Я вскоре обнаружил, что Шмитлейн был не один. В военной миссии был некий капитан Мирлес, который официально должен был «подготовить подписание соглашения относительно организации использования «Нормандии». В составе самой эскадрильи находились различные офицеры (как например, доктор Лебединский), которые занимались активной разведывательной деятельностью. Позднее появился «атташе посольства» Жорж Горс, который даже не скрывал того, что он является человеком шпиона Сустеля... Стало ясно, что такие патриоты и герои, как Пети, Тюлан и Литольф, были использованы лишь как дымовая завеса. Настоящими же представителями де Голля были Шмитлейн и ему подобные. «Сближение» было всего лишь притворством, под прикрытием которого действовали тайные шпионы «свободной Франции».
Но зачем же понадобилось де Голлю это притворство?

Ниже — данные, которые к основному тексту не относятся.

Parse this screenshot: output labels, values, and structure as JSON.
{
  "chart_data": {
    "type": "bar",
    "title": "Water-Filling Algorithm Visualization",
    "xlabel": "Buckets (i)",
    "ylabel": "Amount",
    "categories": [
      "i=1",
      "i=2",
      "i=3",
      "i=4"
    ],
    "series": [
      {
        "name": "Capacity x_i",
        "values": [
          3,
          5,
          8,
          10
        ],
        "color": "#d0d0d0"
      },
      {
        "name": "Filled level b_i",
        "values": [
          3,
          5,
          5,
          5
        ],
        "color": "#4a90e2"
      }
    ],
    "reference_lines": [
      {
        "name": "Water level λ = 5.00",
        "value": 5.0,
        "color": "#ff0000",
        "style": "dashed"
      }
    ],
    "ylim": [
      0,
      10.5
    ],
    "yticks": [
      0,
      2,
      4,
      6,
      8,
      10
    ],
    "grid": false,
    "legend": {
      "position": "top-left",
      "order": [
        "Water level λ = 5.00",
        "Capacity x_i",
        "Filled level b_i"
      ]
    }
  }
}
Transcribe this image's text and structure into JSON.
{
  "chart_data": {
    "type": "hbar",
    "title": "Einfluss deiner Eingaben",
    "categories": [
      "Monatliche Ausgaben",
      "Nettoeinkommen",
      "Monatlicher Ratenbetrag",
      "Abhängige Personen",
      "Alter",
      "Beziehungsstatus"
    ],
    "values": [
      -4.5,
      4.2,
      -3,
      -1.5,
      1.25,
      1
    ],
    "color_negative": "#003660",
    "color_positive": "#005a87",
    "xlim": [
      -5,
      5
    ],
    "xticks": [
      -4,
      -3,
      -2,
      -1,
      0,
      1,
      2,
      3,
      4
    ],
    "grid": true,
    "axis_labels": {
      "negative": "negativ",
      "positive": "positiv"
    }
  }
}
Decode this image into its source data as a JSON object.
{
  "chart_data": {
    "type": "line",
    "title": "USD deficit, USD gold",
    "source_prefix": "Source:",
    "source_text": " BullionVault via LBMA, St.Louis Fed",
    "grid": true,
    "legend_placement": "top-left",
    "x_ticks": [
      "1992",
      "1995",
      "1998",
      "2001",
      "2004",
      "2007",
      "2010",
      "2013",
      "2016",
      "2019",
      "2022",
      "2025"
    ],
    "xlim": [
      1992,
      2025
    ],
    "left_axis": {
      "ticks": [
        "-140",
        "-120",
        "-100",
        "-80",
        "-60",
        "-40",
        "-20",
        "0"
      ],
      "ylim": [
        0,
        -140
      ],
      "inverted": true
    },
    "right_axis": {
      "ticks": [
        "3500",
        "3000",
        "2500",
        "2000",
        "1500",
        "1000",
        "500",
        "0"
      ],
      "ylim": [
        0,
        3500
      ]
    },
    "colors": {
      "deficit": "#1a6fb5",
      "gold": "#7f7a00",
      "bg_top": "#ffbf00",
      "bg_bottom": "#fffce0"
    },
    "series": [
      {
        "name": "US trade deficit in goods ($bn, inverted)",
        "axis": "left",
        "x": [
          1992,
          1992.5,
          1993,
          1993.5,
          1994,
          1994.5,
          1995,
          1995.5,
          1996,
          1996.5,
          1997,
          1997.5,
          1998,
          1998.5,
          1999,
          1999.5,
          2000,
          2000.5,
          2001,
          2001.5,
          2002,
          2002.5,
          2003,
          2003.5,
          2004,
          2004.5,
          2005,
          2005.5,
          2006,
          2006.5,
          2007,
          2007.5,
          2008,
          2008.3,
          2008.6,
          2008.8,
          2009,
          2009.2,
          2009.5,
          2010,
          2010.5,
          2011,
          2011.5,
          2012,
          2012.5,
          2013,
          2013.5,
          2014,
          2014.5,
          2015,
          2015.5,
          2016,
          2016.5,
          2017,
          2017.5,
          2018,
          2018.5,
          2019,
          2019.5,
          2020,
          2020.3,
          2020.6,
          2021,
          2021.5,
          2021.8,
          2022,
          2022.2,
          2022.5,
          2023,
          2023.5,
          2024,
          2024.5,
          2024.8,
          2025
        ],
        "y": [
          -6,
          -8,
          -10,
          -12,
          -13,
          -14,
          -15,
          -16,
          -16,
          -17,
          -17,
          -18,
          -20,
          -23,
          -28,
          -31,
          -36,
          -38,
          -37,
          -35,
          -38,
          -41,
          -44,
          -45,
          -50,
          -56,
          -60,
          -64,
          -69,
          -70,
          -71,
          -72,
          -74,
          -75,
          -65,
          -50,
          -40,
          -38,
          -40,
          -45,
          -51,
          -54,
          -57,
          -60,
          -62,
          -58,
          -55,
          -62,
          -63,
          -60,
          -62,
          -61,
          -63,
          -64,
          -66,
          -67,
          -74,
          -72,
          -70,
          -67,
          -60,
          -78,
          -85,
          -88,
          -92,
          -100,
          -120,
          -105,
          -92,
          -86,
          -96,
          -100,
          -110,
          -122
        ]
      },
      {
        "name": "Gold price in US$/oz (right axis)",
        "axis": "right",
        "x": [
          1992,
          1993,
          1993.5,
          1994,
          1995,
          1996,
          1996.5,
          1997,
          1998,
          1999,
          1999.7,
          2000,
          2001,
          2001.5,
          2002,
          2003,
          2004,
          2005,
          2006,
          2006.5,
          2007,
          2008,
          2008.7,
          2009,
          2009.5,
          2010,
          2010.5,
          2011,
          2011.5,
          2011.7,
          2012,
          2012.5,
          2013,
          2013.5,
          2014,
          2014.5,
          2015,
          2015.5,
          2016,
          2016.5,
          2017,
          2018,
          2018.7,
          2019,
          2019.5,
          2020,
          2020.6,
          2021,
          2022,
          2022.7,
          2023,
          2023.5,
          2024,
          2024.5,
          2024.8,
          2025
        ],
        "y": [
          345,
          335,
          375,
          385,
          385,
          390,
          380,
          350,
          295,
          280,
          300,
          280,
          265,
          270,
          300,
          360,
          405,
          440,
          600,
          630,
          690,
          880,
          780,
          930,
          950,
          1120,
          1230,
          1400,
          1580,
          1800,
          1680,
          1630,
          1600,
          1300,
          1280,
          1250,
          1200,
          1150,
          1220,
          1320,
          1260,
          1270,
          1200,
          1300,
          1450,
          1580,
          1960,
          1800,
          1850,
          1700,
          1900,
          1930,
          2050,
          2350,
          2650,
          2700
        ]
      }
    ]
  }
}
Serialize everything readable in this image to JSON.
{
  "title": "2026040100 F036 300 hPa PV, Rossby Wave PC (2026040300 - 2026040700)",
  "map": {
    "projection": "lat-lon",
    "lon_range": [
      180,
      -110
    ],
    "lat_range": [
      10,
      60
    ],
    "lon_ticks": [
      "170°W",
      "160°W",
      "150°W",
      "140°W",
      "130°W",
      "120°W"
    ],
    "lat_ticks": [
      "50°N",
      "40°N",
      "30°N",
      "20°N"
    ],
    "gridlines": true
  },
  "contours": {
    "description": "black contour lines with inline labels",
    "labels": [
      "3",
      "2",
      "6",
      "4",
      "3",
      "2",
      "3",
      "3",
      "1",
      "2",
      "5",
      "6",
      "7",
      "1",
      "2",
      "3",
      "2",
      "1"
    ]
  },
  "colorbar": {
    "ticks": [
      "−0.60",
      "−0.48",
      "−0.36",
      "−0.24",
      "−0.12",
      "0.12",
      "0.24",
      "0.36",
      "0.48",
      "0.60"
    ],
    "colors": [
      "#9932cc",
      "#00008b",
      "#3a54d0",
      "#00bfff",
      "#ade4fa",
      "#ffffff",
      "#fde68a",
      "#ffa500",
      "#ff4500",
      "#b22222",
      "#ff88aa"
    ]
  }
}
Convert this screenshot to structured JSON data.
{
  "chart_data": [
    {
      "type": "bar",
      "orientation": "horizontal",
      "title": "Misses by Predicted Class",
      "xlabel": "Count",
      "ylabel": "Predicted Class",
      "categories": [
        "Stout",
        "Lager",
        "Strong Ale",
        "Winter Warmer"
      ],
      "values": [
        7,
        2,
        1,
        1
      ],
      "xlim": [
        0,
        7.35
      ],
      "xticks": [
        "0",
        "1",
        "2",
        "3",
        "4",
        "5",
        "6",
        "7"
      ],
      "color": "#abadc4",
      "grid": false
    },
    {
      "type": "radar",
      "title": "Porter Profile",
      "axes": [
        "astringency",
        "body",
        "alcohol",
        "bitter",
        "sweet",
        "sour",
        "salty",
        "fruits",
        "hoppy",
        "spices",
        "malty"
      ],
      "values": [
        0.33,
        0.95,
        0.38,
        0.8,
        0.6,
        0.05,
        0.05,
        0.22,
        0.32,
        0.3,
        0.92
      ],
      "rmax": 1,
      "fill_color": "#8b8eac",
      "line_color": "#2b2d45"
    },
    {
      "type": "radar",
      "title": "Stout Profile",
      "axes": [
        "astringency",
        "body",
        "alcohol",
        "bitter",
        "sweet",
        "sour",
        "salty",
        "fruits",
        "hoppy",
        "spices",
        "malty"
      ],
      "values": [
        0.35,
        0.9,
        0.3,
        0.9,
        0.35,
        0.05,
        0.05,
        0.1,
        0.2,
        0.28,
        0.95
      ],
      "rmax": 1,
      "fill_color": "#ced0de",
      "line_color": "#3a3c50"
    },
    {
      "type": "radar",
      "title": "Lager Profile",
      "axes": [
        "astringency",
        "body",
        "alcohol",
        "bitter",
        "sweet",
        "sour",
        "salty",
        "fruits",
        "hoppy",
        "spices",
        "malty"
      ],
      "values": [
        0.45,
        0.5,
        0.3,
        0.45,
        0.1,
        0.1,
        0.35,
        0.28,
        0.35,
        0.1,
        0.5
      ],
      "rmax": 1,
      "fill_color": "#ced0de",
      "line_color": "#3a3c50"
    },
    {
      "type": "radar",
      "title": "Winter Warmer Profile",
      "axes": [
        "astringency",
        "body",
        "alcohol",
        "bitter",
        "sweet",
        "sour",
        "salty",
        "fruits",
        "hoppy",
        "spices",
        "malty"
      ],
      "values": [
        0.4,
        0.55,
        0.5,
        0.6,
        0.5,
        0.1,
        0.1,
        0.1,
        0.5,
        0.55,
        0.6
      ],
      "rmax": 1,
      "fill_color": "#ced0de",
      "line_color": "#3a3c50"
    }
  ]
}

3. «Сближение» было рассчитано на то, чтобы обмануть французский народ
По замыслу де Голля это фальшивое «сближение» было предназначено для того, чтобы обмануть французский народ. Он прекрасно отдавал себе отчет в том, что в оккупированной Франции СССР пользовался огромным авторитетом, как первая держава, которая действительно сражалась против гитлеризма. Поскольку де Голль не мог бороться с этими симпатиями к СССР, то он решил притвориться, что будто бы тоже разделяет эти чувства. Он надеялся, что игра в «друга СССР» придаст ему характер «демократа» в глазах тех, кого он в интимном кругу продолжал называть «чернью» или «толпой». Вот почему, решившись принять позу «просоветского» человека, он начал пересыпать свои бесчисленные речи псевдореволюционными выражениями.